Até hoje, quando o paciente vai à cirurgia de exploração da fossa posterior com a finalidade de descompressão vascular do nervo trigêmeo, porém durante a mesma não se localiza uma alça vascular comprimindo-o, diz-se ser a nevralgia do trigêmeo "idiopática" em termos de patogenia. Contudo, a maioria dos pacientes apresenta algum tipo de compressão do nervo trigêmeo. Por exemplo, na porção do trigêmeo entre o gânglio e a ponte, uma alça de algum vaso (geralmente um vaso cerebelar superior) está encostando no nervo. Pode tratar-se de artéria ou veia; pode ser um vaso totalmente atípico (variação anatômica); ou então um vaso normal que, com a idade, tornou-se mais rígido e tortuoso, fazendo pressão contra o nervo, causando, em consequência, uma pequena zona de desmielinização. Se o cirurgião expulsar o nervo e fizer um registro eletrofisiológico, perceberá que conforme afasta o vaso do nervo, este interrompe seus disparos. E tão logo o vaso toca o nervo novamente, este recomeça a disparar. De modo que a descompressão microvascular consiste em separar as duas estruturas em questão - vaso e nervo - e colocar entre elas uma pequena proteção de teflon ou algum outro material, de modo que os dois não possam voltar a se tocar.

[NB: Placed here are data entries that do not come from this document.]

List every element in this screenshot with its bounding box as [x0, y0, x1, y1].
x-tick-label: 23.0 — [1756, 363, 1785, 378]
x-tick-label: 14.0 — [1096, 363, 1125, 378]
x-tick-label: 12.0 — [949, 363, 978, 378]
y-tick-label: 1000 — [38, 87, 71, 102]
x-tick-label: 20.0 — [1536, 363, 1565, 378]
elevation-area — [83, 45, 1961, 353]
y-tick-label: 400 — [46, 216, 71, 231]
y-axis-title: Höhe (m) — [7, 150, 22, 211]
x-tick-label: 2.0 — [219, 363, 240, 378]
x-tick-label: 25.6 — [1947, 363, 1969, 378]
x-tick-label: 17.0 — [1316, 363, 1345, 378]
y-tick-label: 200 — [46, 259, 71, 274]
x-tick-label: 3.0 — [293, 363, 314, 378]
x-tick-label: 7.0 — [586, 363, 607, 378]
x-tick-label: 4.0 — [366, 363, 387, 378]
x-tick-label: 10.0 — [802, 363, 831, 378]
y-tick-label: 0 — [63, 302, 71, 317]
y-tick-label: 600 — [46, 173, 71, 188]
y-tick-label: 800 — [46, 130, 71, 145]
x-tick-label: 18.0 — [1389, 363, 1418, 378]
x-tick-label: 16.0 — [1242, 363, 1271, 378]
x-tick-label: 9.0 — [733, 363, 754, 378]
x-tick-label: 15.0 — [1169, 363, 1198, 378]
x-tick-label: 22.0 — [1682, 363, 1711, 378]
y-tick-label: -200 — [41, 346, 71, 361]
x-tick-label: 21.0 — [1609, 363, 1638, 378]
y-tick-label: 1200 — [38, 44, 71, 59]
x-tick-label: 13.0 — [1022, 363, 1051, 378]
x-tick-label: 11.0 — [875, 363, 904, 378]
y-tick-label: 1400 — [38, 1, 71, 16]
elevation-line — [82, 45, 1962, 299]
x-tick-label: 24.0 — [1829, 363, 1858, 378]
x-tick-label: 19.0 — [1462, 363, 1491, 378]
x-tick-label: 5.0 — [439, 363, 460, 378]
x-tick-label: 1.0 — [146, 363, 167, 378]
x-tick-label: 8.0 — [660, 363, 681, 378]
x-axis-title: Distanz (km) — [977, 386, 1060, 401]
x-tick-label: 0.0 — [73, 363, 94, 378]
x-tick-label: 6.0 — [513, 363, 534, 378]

O procedimento acima descrito baseia-se, portanto, na teoria da compressão vascular para explicar a nevralgia do trigêmeo. Mas, infelizmente, a patogenia pode também residir no puro e simples envelhecimento do gânglio gasseriano. A nevralgia do trigêmeo pode ser causada por esclerose múltipla. Pode ser devida à compressão do gânglio de Gasser, ou de ramos do trigêmeo, por um tumor (p. ex., meningioma). Esta é a razão pela qual todos os pacientes com nevralgia do trigêmeo devem ser, antes de mais nada, submetidos a cuidadosos e exaustivos estudos de imagem.